The journey back down the road we came up was just as spectacular and this time we saw the lower section we missed two days ago in the dark; here the road is perched high above the beautiful river many feet below. We had a prepared lunch in a roadside café in an idyllic setting overlooking the river. Amazingly the owner did not seem to object to 21 people sitting at his tables and chairs eating their packed lunches. He even helped to clean up some of the mess. It would not happen in UK. We spent 4 hours retracing out journey back down towards the border before turning to follow the foothills on our left that lead to Darjeeling.

As we drive along I make another observation which is probably obvious to everyone else but not me. I have already remarked earlier in India that I saw a sign for the latest Royal Enfield bike and the place is scattered with Massey Ferguson tractors and Morris cars. Well I've suddenly realised that the Indian Sub Continent is an who's who of British products. Today while heading across Nepal I've seen adverts for Lifeboy soap, Lux washing powder and Pepsodent toothpaste. Looking at the standard of living along this route I don't think mums here will 'wonder where the yellow went' when their kids brush their teeth with you know who.

I've also noticed another unpleasant side effect to keeping a blog, to accompany the aching elbows, wrists, finger joints and eye strain from trying to focus on a screen and keyboard that's bouncing up and down from the movement of the bus, and that is a constant feeling of nausea. I first thought it was linked to Delhi belly but now realise it's a kind of travel sickness. When I just sit and look at the stunning countryside the sickness goes away. I also have to spend longer at the keyboard for less output and it's harder to find a new angle and easier just to sit and watch India go by.

The countryside around this lower part of Nepal is very different to the mountainous region obviously but has a quaint beauty to recommend it. We have journeyed for a few hours along a pretty poor road lined with lovely thatched huts sitting among palm tree groves. Constantly overshadowing everything are the forested hills, just visible through the haze and mist and a life source feeding the communities with an abundant supply of water which eventually seems to reach them from pipes by the roadside. I've just passed a man washing his car with a kind of power hose which seemed to come straight out of the hillside. On the lower part of the road is an enormous dried up river bed which must be very impressive in the Monsoon period. On the other side of this wide stony bed more forested hills lead all the way to the setting Sun on the far silhouetted horizon. The wide expansive stony river bed is alive with figures and their trucks harvesting this season's deposits presumably to be broken down further for construction and road repair. Laying by the road, having created a large deep scar through the forest, are very large boulders, smooth and round from their journey down the hillside and just waiting for next years rains and pastures new.
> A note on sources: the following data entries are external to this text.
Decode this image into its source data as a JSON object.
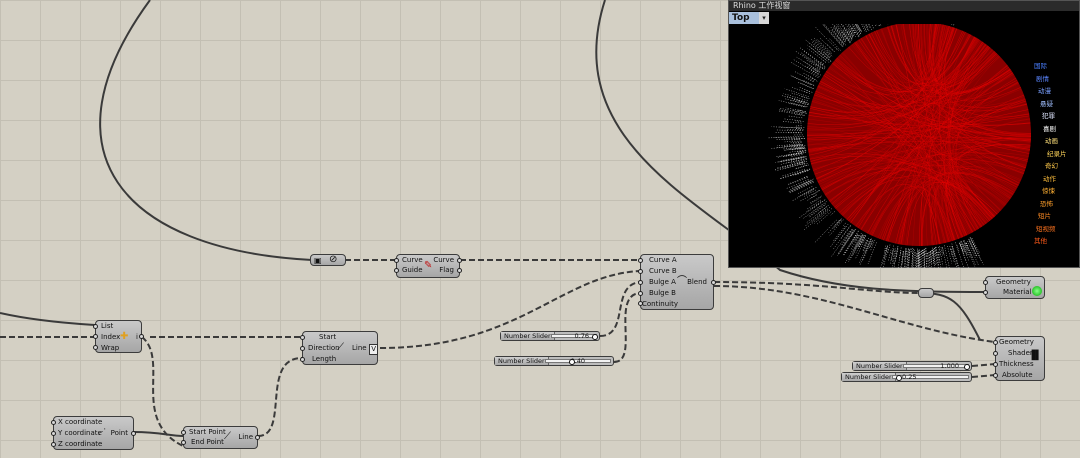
{
  "viewport": {
    "title": "Rhino 工作视窗",
    "view_name": "Top",
    "labels": [
      {
        "text": "国际",
        "color": "#4a7fff"
      },
      {
        "text": "剧情",
        "color": "#5b86ff"
      },
      {
        "text": "动漫",
        "color": "#7aa0ff"
      },
      {
        "text": "悬疑",
        "color": "#a0bfff"
      },
      {
        "text": "犯罪",
        "color": "#dfe6ff"
      },
      {
        "text": "喜剧",
        "color": "#ffffff"
      },
      {
        "text": "动画",
        "color": "#ffe07a"
      },
      {
        "text": "纪录片",
        "color": "#ffd55a"
      },
      {
        "text": "奇幻",
        "color": "#ffc94a"
      },
      {
        "text": "动作",
        "color": "#ffbf3d"
      },
      {
        "text": "惊悚",
        "color": "#ffb033"
      },
      {
        "text": "恐怖",
        "color": "#ffa02b"
      },
      {
        "text": "短片",
        "color": "#ff8c24"
      },
      {
        "text": "短视频",
        "color": "#ff741f"
      },
      {
        "text": "其他",
        "color": "#ff5a1a"
      }
    ]
  },
  "components": {
    "list_item": {
      "inputs": [
        "List",
        "Index",
        "Wrap"
      ],
      "output": "i"
    },
    "curve": {
      "inputs": [
        "Curve",
        "Guide"
      ],
      "outputs": [
        "Curve",
        "Flag"
      ]
    },
    "line_sdl": {
      "inputs": [
        "Start",
        "Direction",
        "Length"
      ],
      "output": "Line",
      "badge": "V"
    },
    "point": {
      "inputs": [
        "X coordinate",
        "Y coordinate",
        "Z coordinate"
      ],
      "output": "Point"
    },
    "line_two": {
      "inputs": [
        "Start Point",
        "End Point"
      ],
      "output": "Line"
    },
    "blend": {
      "inputs": [
        "Curve A",
        "Curve B",
        "Bulge A",
        "Bulge B",
        "Continuity"
      ],
      "output": "Blend"
    },
    "preview": {
      "inputs": [
        "Geometry",
        "Material"
      ]
    },
    "pipe": {
      "inputs": [
        "Geometry",
        "Shader",
        "Thickness",
        "Absolute"
      ]
    }
  },
  "sliders": [
    {
      "name": "Number Slider",
      "value": "0.76",
      "fraction": 0.93
    },
    {
      "name": "Number Slider",
      "value": "0.40",
      "fraction": 0.4
    },
    {
      "name": "Number Slider",
      "value": "1.000",
      "fraction": 1.0
    },
    {
      "name": "Number Slider",
      "value": "0.25",
      "fraction": 0.05
    }
  ],
  "colors": {
    "canvas": "#d4d0c4",
    "wire": "#3a3a3a",
    "viewport_bg": "#000000",
    "lines_red": "#cc0000"
  }
}
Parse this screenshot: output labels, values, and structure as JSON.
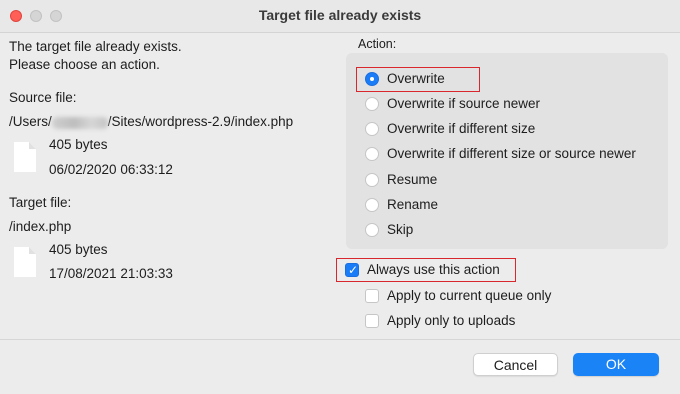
{
  "window": {
    "title": "Target file already exists"
  },
  "intro": {
    "line1": "The target file already exists.",
    "line2": "Please choose an action."
  },
  "source": {
    "heading": "Source file:",
    "path_prefix": "/Users/",
    "path_suffix": "/Sites/wordpress-2.9/index.php",
    "size": "405 bytes",
    "date": "06/02/2020 06:33:12",
    "icon": "document-icon"
  },
  "target": {
    "heading": "Target file:",
    "path": "/index.php",
    "size": "405 bytes",
    "date": "17/08/2021 21:03:33",
    "icon": "document-icon"
  },
  "action": {
    "heading": "Action:",
    "selected": "Overwrite",
    "options": [
      "Overwrite",
      "Overwrite if source newer",
      "Overwrite if different size",
      "Overwrite if different size or source newer",
      "Resume",
      "Rename",
      "Skip"
    ]
  },
  "options": {
    "always_use": {
      "label": "Always use this action",
      "checked": true
    },
    "current_queue": {
      "label": "Apply to current queue only",
      "checked": false
    },
    "uploads_only": {
      "label": "Apply only to uploads",
      "checked": false
    }
  },
  "buttons": {
    "cancel": "Cancel",
    "ok": "OK"
  },
  "colors": {
    "accent": "#1a7df7",
    "highlight": "#d9272e",
    "close": "#ff5f57"
  }
}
As darkness began to take hold talk of free camping died and hotel suggestions developed thanks mainly to Sue who'd found an attractive sounding Hotel Avocado which came highly recommended in her Lonely Planet. After travelling up and down the main street of the town we found ourselves outside the hotel. As Leighton rushed off to find out availability the area outside went into darkness as the headlights of the bus for some unknown reason cut-out. Leighton came back with tales of gloom about the hotel which had gone into serious decline in the years since Sue's book was published but the adjoining hotel was available. Our room was excellent, very large with big double bed, clean bathroom and large windows looking out over a large grassed area.

Dinner was arranged and consisted of rice and two types of curry, chicken and vegetable washed down with copious amounts of beer. All in all this was a good ending to a long but beautiful scenic day on the road.